Die vielen Gesichter des Betreuten Wohnens

Gehörte zu den Porträtierten von Wilhelm Eger (rechts): Gerda Wunder.

Mit der Ausstellung „Bildnisse – Menschen im Betreuten Wohnen“ bildete der Neusässer Künstler Wilhelm Eger den Auftakt zu den Rathausausstellungen im neuen Jahr. In vielen Stunden hat Wilhelm Eger die verschiedenen Menschen, die in Verbindung mit den Betreuten Wohnanlagen des Roten Kreuzes in Neusäß (Franzensbader Straße, Marienbader Straße sowie Steppach) und Königsbrunn stehen, porträtiert. Bewohner – Mitarbeiter – Schüler, die eine Patenschaft mit dem Betreuten Wohnen pflegen – Künstler, die in den Einrichtungen aufgetreten sind - sie alle hat Wilhelm Eger porträtiert und in den unterschiedlichsten Situationen eingefangen.
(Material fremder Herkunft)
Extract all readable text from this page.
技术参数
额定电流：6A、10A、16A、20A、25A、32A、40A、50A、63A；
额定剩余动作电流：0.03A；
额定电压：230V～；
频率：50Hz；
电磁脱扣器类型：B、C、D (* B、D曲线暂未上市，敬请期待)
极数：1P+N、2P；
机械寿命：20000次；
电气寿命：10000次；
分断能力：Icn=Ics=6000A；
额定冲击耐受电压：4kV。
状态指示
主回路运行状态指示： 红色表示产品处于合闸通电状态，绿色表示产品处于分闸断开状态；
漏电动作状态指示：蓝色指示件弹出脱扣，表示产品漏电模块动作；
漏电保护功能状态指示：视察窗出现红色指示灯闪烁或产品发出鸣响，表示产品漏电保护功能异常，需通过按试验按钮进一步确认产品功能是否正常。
So ist ein eindrucksvoller Einblick in das Leben im Betreuten Wohnen entstanden, das die Vielseitigkeit und das Miteinander der Generationen widerspiegelt.
Fasziniert von der Arbeit des Künstlers zeigte sich unter anderem Günther Geiger, BRK-Kreisgeschäftsführer, der es als Ehre ansah, die Vernissagerede zu halten. „Dem Künstler ist es in seiner Arbeit auf besondere Weise gelungen, die Vielfalt von Lebensbildern darzustellen“, sagte er und bezeichnete die Bilder als „große künstlerische Leistung“. Dr. Wolfgang Paletta, Leiter des Kulturkreises Neusäß, war „tief beeindruckt“ wie Eger Menschen aus dem Betreuten Wohnen in den unterschiedlichen Situationen wahrgenommen und wiedergegeben hat.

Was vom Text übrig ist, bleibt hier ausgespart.